Il tutto sembra francamente surreale. Se dovesse scoppiare una guerra è molto difficile che questa sia combattuta con soldati e carrarmati. Molto più probabile si tratti invece di una guerra di tipo nucleare. Il 4 e 5 marzo scorso a Zagabria è terminato l’incontro tra i ministri della difesa dei 27 paesi dell’Unione Europea.

Tema centrale dell’incontro è stata la mobilità. Di questi tempi ci si aspetterebbe un evento del genere che tratti il problema della mobilità sotto la minaccia della pandemia, e invece no.

I rappresentanti dei 27 paesi dell’E.U. hanno parlato di un altro tipo di mobilità: quella militare. Potenziare la rete europea dei trasporti per far circolare non solo le automobili, ma anche i pesanti mezzi appartenenti agli eserciti. Dagli anni 90, infatti, le infrastrutture europee sono state progettate e create per finalità di tipo civile, e non militare.

Il segretario generale della NATO ha indicato questa grande esercitazione come un test determinante per la mobilità militare europea, poiché Defender Europe rappresenta la più grande mobilitazione bellica in tempo di pace sul suolo europeo, dalla Guerra Fredda a oggi anche se gli Stati Uniti hanno recentemente dichiarato di voler ridurre il numero dei propri soldati e ridimensionare la partecipazione al nuovo scenario.

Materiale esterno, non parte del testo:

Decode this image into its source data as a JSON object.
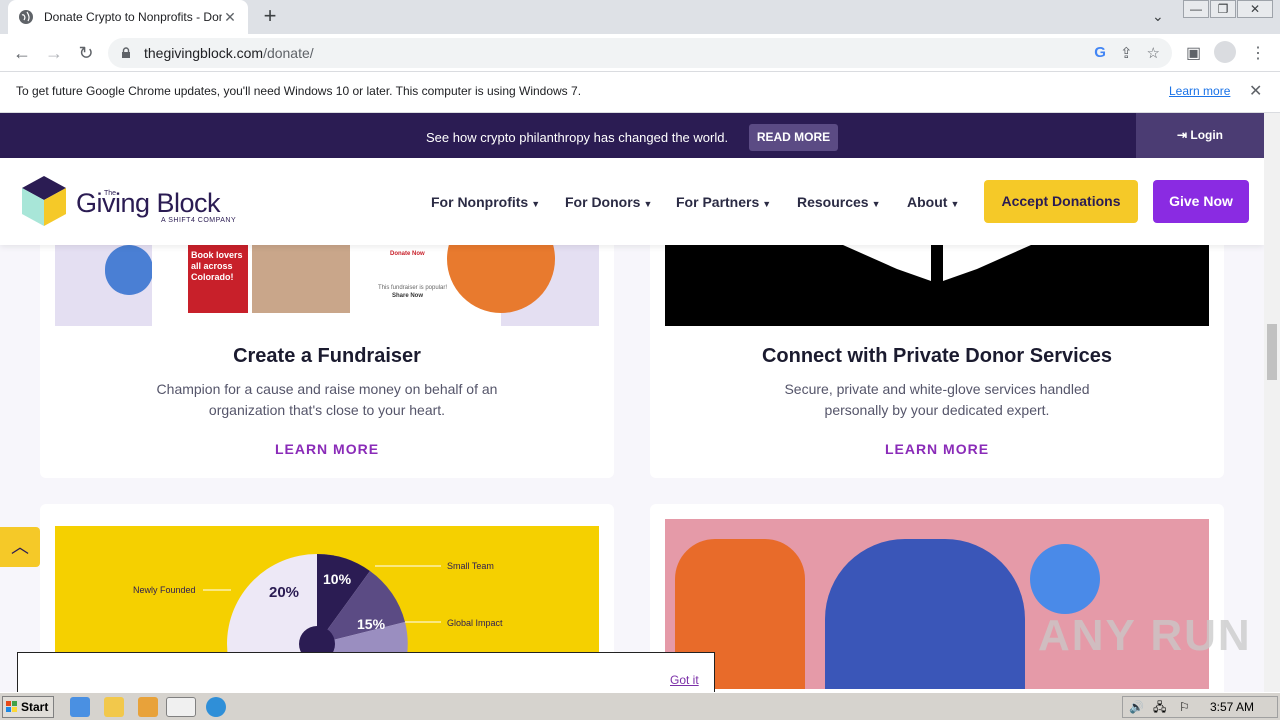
{
  "browser": {
    "tab_title": "Donate Crypto to Nonprofits - Dona",
    "tab_close": "✕",
    "new_tab": "+",
    "tab_list": "⌄",
    "url_domain": "thegivingblock.com",
    "url_path": "/donate/",
    "back": "←",
    "forward": "→",
    "reload": "↻",
    "win_min": "—",
    "win_restore": "❐",
    "win_close": "✕"
  },
  "infobar": {
    "message": "To get future Google Chrome updates, you'll need Windows 10 or later. This computer is using Windows 7.",
    "learn_more": "Learn more",
    "close": "✕"
  },
  "promo": {
    "text": "See how crypto philanthropy has changed the world.",
    "button": "READ MORE",
    "login": "Login"
  },
  "site": {
    "logo_the": "The",
    "logo_name": "Giving Block",
    "logo_sub": "A SHIFT4 COMPANY",
    "menu": [
      "For Nonprofits",
      "For Donors",
      "For Partners",
      "Resources",
      "About"
    ],
    "accept_donations": "Accept Donations",
    "give_now": "Give Now",
    "colors": {
      "navy": "#2b1c53",
      "yellow": "#f5c928",
      "purple": "#8a2be2"
    }
  },
  "cards": [
    {
      "title": "Create a Fundraiser",
      "desc": [
        "Champion for a cause and raise money on behalf of an",
        "organization that's close to your heart."
      ],
      "link": "LEARN MORE",
      "image_text": [
        "Book lovers",
        "all across",
        "Colorado!",
        "Donate Now",
        "This fundraiser is popular!",
        "Share Now"
      ]
    },
    {
      "title": "Connect with Private Donor Services",
      "desc": [
        "Secure, private and white-glove services handled",
        "personally by your dedicated expert."
      ],
      "link": "LEARN MORE"
    }
  ],
  "chart_card": {
    "labels": [
      "Newly Founded",
      "Small Team",
      "Global Impact"
    ],
    "pct_20": "20%",
    "pct_10": "10%",
    "pct_15": "15%"
  },
  "cookie": {
    "got_it": "Got it"
  },
  "watermark": "ANY RUN",
  "taskbar": {
    "start": "Start",
    "clock": "3:57 AM"
  }
}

Saranno quindi costruite nuove strade, nuovi ponti per potenziare il sistema viario europeo, affinché questo sia in un futuro prossimo in grado di consentire il sostegno, e soprattutto, di garantire spostamenti rapidi ai mezzi militari. Defender Europe 2020 forse è l’ennesima provocazione statunitense nei confronti della Russia. Strategie già viste dal 2014.

Provocazioni alle quali Putin è riuscito a resistere stoicamente, dimostrando di essere un vero leader. Forse l’unico vero statista in questo periodo vivente sul nostro pianeta. Nella nostra piccola Italia alle prese con la nuova minaccia sanitaria, al momento possiamo solo sperare che l’ultimo Zar mantenga la calma come in passato, non cedendo alle aggressive provocazioni statunitensi. Affinché la pace e il bene di tutti vengano ancora una volta preservati.